We promised to get back to the fate of your faithful disciple Mizegul, who died after contracting swamp fever. He was a long-time follower – but his health was very weak, due to being born to a very poor family and often going hungry when he was a small kid.

With his corpse safely stored in the Treasury, you can be certain that no rat (or worse) decides to nab at him while you progress with the Healing Magic far enough to learn how to Rise Dead. We must note that while rising dead is a way of bringing back the loved ones, they generally return with a few perks that are anything but nice; as well as with a crippled will to live, which may cause prolonged depression (and even a suicide).

Your experience with Mizegul goes back to your days at the Guild of Mages, when he got accepted as a younger student and you took him under your wing, seeing that he’s been in a bind. Already thinking that at some point you both will run away, you put a lot of effort into teaching him Battle Magic – something that is normally prohibited at the Guild.

What exactly happened to Mizegul before he got apprehended by the Inquisition, he did not like to tell. So you had to guess a few things to fill the gaps.

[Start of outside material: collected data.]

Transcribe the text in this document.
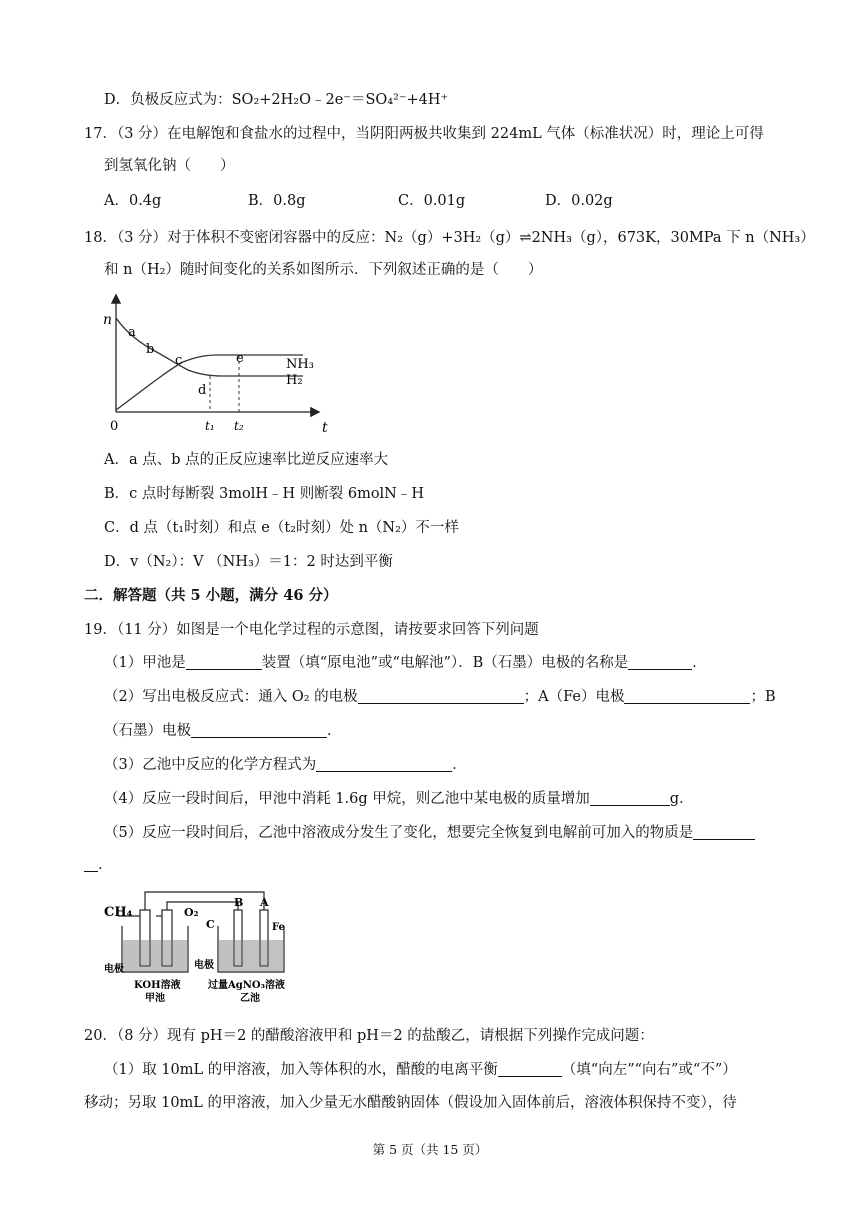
D．负极反应式为：SO₂+2H₂O﹣2e⁻＝SO₄²⁻+4H⁺
17．（3 分）在电解饱和食盐水的过程中，当阴阳两极共收集到 224mL 气体（标准状况）时，理论上可得
到氢氧化钠（　　）
A．0.4g	B．0.8g	C．0.01g	D．0.02g
18．（3 分）对于体积不变密闭容器中的反应：N₂（g）+3H₂（g）⇌2NH₃（g），673K，30MPa 下 n（NH₃）
和 n（H₂）随时间变化的关系如图所示．下列叙述正确的是（　　）
n
t
0
a
b
c
d
e
t₁ t₂
NH₃
H₂
A．a 点、b 点的正反应速率比逆反应速率大
B．c 点时每断裂 3molH﹣H 则断裂 6molN﹣H
C．d 点（t₁时刻）和点 e（t₂时刻）处 n（N₂）不一样
D．v（N₂）：V （NH₃）＝1：2 时达到平衡
二．解答题（共 5 小题，满分 46 分）
19．（11 分）如图是一个电化学过程的示意图，请按要求回答下列问题
（1）甲池是	装置（填“原电池”或“电解池”）．B（石墨）电极的名称是	．
（2）写出电极反应式：通入 O₂ 的电极	；A（Fe）电极	；B
（石墨）电极	．
（3）乙池中反应的化学方程式为	．
（4）反应一段时间后，甲池中消耗 1.6g 甲烷，则乙池中某电极的质量增加	g．
（5）反应一段时间后，乙池中溶液成分发生了变化，想要完全恢复到电解前可加入的物质是
．
CH₄	O₂
B A
C	Fe
电极	电极
KOH溶液
甲池
过量AgNO₃溶液
乙池
20．（8 分）现有 pH＝2 的醋酸溶液甲和 pH＝2 的盐酸乙，请根据下列操作完成问题：
（1）取 10mL 的甲溶液，加入等体积的水，醋酸的电离平衡	（填“向左”“向右”或“不”）
移动；另取 10mL 的甲溶液，加入少量无水醋酸钠固体（假设加入固体前后，溶液体积保持不变），待
第 5 页（共 15 页）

Coming from a low social background, his childhood was anything but happy, and when he finally ran away, nobody really missed the extra mouth to feed at the table.

To survive, he resorted to stealing – using a few ‘tricks’ that were actually simple domestic magic, and was eventually caught. Luckily for him, the guards who got him saw him for what he was: an uneducated mage, and so instead of sending him to a dungeon, they handed him off to the Inquisition, which placed him with the Guild of Mages.

It’s quite a common theme for the kids born to poor families not to recognize their magic talent, which may have fatal consequences: if left untrained, these mages may hurt themselves in a bad way. Since mages are the conduits between the Chaos and the real world, they may burn like a candle when casting spells without protection.

You did your best to teach him how to properly practice magic, but you failed to take into account his weak constitution when sending him on that swamp quest… So now we’ll have to just wait a little, until you can rise him from the dead. He certainly won’t be the same old friend you knew before his death, but he might still be so much better than any new disciple who could take his spot at the Spire.